Avoiding the translation of IDs would permit moving nodes from repo A and repo B and then back to repo A without breaking references.

enikao commented 1 year ago

I think Modelix already handles this for MPS nodes by storing the MPS id internally explicitly (but not delivering that node property back to MPS).

enikao commented 1 year ago

Decisions on 2023-03-03:

A client MUST be able to handle any node id adhering to LIonWeb spec (#31).
A client MUST request free ids from the repository if the client wants to create new nodes, and only use these ids.
A server CAN limit the ids to a subset of valid LIonWeb ids.
If a client wants to exchange/import/export nodes with another source, the client MUST assure all node ids adhere to the rules above. One way to achieve this would be to store an additional property in the repository's node that contains the external id. In a future version, there might be a mapping API (#94).

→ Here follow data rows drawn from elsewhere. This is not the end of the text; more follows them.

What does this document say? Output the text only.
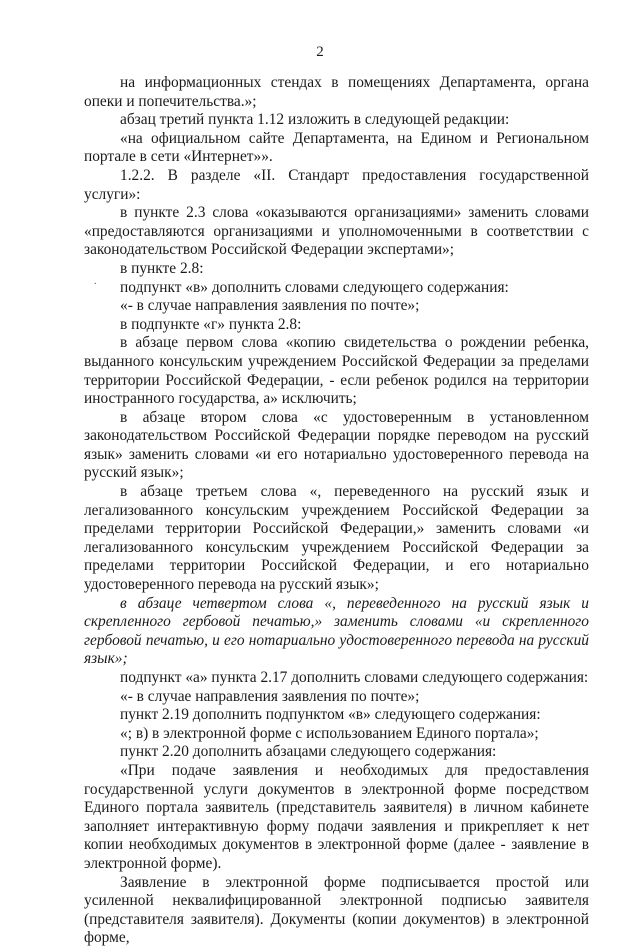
2
.

на информационных стендах в помещениях Департамента, органа опеки и попечительства.»;

абзац третий пункта 1.12 изложить в следующей редакции:

«на официальном сайте Департамента, на Едином и Региональном портале в сети «Интернет»».

1.2.2. В разделе «II. Стандарт предоставления государственной услуги»:

в пункте 2.3 слова «оказываются организациями» заменить словами «предоставляются организациями и уполномоченными в соответствии с законодательством Российской Федерации экспертами»;

в пункте 2.8:

подпункт «в» дополнить словами следующего содержания:

«- в случае направления заявления по почте»;

в подпункте «г» пункта 2.8:

в абзаце первом слова «копию свидетельства о рождении ребенка, выданного консульским учреждением Российской Федерации за пределами территории Российской Федерации, - если ребенок родился на территории иностранного государства, а» исключить;

в абзаце втором слова «с удостоверенным в установленном законодательством Российской Федерации порядке переводом на русский язык» заменить словами «и его нотариально удостоверенного перевода на русский язык»;

в абзаце третьем слова «, переведенного на русский язык и легализованного консульским учреждением Российской Федерации за пределами территории Российской Федерации,» заменить словами «и легализованного консульским учреждением Российской Федерации за пределами территории Российской Федерации, и его нотариально удостоверенного перевода на русский язык»;

в абзаце четвертом слова «, переведенного на русский язык и скрепленного гербовой печатью,» заменить словами «и скрепленного гербовой печатью, и его нотариально удостоверенного перевода на русский язык»;

подпункт «а» пункта 2.17 дополнить словами следующего содержания:

«- в случае направления заявления по почте»;

пункт 2.19 дополнить подпунктом «в» следующего содержания:

«; в) в электронной форме с использованием Единого портала»;

пункт 2.20 дополнить абзацами следующего содержания:

«При подаче заявления и необходимых для предоставления государственной услуги документов в электронной форме посредством Единого портала заявитель (представитель заявителя) в личном кабинете заполняет интерактивную форму подачи заявления и прикрепляет к нет копии необходимых документов в электронной форме (далее - заявление в электронной форме).

Заявление в электронной форме подписывается простой или усиленной неквалифицированной электронной подписью заявителя (представителя заявителя). Документы (копии документов) в электронной форме,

Rationale: The main issue with limited node ids is exchange/import of external node ids. It would be convenient for clients to rely on the full LIonWeb spec range for valid ids, as the client could come up with its own mapping, and easily re-use external ids. However, the repository must guarantee unique ids; then potentially every external id could form a duplicate and thus would need to change upon import. This means that either the client or the repository must keep some mapping around in any case.

A client only needs to handle mapping if the client is concerned with external ids. A repository might chose internal structures or optimizations based on a limited id range. All these optimizations would need to be compatible with full id range, even if no client were interested.

Thus, it seems easier for clients to deal with the additional effort in case they need it, than for repositories in any case.

enikao commented 1 year ago

@ftomassetti Please check your use case is covered.

ftomassetti commented 1 year ago

I understood this differently: A client MUST request free ids from the repository if the client wants to create new nodes, and only use these ids.

I understand that a client can send any valid node id it creates and then the repository may decide to remap those node ids, communicating back the mapping done (e.g., "I translated foo1 into 123 and foo2 into 456")

dslmeinte commented 1 year ago

I also prefer the client being able to come up with (syntactically-valid) IDs itself, and “correcting” those IDs from a server response once it's been able to send ∂s (or a whole model). You can't rely on a client (such as an editor) being online and with so low latency. So, you don't want to have to roundtrip when a user initiates creating a new instance. (You could get around this with pre-fetching a set of valid IDs, but we anyway have to do the remapping dance.)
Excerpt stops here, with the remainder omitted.